Privacy Policy
Last updated: 2026-05-21 · data controller: esej.space (Poland)
Short and simple
cutty.dev is a link shortener. We collect the minimum needed to operate: your email (if you log in), hashed IP (to protect against abuse), and basic data about link clicks (how many, from where, on which device). We keep everything on our own server in Poland. We don't sell data, don't profile for ads, don't send newsletters you didn't order.
1. Who processes your data
The administrator is esej.space (individual running the service, Poland). Contact: [email protected]. Hosting: own server in Poland (Unraid + Docker), local backups.

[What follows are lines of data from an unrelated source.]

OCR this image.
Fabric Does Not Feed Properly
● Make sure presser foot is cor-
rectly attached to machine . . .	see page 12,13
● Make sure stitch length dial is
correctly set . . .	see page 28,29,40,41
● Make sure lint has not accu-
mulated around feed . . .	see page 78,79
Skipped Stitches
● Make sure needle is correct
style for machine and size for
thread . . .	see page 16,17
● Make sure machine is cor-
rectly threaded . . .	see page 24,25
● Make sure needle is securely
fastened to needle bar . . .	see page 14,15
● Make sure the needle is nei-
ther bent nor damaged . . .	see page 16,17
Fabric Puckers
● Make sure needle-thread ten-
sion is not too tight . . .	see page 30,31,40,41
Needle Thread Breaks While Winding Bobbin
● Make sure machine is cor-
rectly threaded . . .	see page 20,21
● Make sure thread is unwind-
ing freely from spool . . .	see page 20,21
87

2. What we collect and why
| Data | Why | How long |
|---|---|---|
| Login and transactional notifications (PIN, password reset) | Until account deletion | |
| Hash IP (SHA-256 with salt) | Protection against abuse, counting unique clicks | 365 days (clicks) / 1h (cache limit) |
| User-agent + referer + country (from Cloudflare) | Link statistics (where people click, which browsers they use) | 365 days |
| Your links and endings | Service operation (redirect) | Indefinitely (ending never returns to pool) |
| Session cookies | Login session, unlocking password-protected links | 30 days / 24h |
| Anonymous cookie (cutty_anon) | So you can take over links created before logging in to your account | 365 days |
| Language cookie (cutty_locale) | Remembers your language choice after clicking PL/EN in the footer | 365 days |
WE DO NOT COLLECT: full IP address, phone number, address, biometric data, browsing history outside cutty.dev, GPS location.
3. Third parties
- Cloudflare (CDN and tunnel) — mediates HTTPS traffic, sees IP address and headers. Policy: cloudflare.com/privacypolicy
- Resend (transactional email, Ireland, eu-west-1) — sends you PIN codes and notifications. Sees recipient's email. Policy: resend.com/legal/privacy-policy
- Google / Facebook (optional login) — only if you choose "Log in with Google/Facebook". We receive email, name, and avatar address.

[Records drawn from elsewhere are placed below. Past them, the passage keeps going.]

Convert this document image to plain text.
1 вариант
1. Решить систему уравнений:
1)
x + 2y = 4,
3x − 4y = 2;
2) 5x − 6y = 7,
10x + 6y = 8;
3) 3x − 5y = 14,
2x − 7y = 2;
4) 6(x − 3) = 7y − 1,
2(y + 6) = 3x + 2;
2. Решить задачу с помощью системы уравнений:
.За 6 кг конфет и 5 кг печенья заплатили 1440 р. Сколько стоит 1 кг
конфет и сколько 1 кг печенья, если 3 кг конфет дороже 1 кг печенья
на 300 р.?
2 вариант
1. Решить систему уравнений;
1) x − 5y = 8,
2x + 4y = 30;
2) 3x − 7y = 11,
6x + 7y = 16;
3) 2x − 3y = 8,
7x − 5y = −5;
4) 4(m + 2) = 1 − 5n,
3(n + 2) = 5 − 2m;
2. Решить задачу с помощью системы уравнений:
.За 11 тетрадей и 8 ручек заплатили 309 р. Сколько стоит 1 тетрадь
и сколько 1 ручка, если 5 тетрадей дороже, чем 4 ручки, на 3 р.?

- Matomo (self-hosted on stats.esej.space) — anonymous analytics of traffic on the homepage (DOES NOT track your users' links). You can disable it in the cookies banner below.
4. Your rights (GDPR)
- Access and export — in the dashboard → Download CSV (all your links)

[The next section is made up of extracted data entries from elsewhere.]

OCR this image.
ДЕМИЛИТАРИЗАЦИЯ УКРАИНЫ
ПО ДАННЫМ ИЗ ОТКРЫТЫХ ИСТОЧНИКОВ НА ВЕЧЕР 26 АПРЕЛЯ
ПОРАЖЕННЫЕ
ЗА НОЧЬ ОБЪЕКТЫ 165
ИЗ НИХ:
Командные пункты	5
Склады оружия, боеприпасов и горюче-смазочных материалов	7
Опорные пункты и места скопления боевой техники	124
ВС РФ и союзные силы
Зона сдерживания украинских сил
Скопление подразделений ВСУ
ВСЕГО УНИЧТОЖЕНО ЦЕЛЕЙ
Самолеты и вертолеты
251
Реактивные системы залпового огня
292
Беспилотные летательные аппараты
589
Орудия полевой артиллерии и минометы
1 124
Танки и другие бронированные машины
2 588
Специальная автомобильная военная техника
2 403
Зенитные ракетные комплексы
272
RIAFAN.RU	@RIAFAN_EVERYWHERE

- Correction — edit links; delete account via email contact
- Deletion — request at [email protected], fulfilled within 30 days. Endings of your links will remain permanently blocked (never return to pool), but without association to you
- Objection or limitation — contact
- Complaint — President of the Personal Data Protection Office (uodo.gov.pl), if you believe we are violating your rights
5. Security
- HTTPS everywhere (TLS via Cloudflare)
- Passwords hashed with bcrypt, sessions signed with HMAC
- SQLite databases encrypted at disk level (LUKS), local backups
- 2FA with OAuth providers, when available
- We don't log raw IP addresses — only hashes with salt, which doesn't leak from the database
6. Policy changes
All changes will be announced on this page (date at the top) and emailed to logged-in users 30 days before taking effect. You can then request data deletion.
7. Contact
Questions, GDPR requests, incident reports: [email protected]. We respond within 7 business days, GDPR requests max. within 30 days.
This document is not a substitute for legal advice. If you run a regulated business (medical, financial, B2C with special-category data), consult a lawyer before using cutty.dev for such content.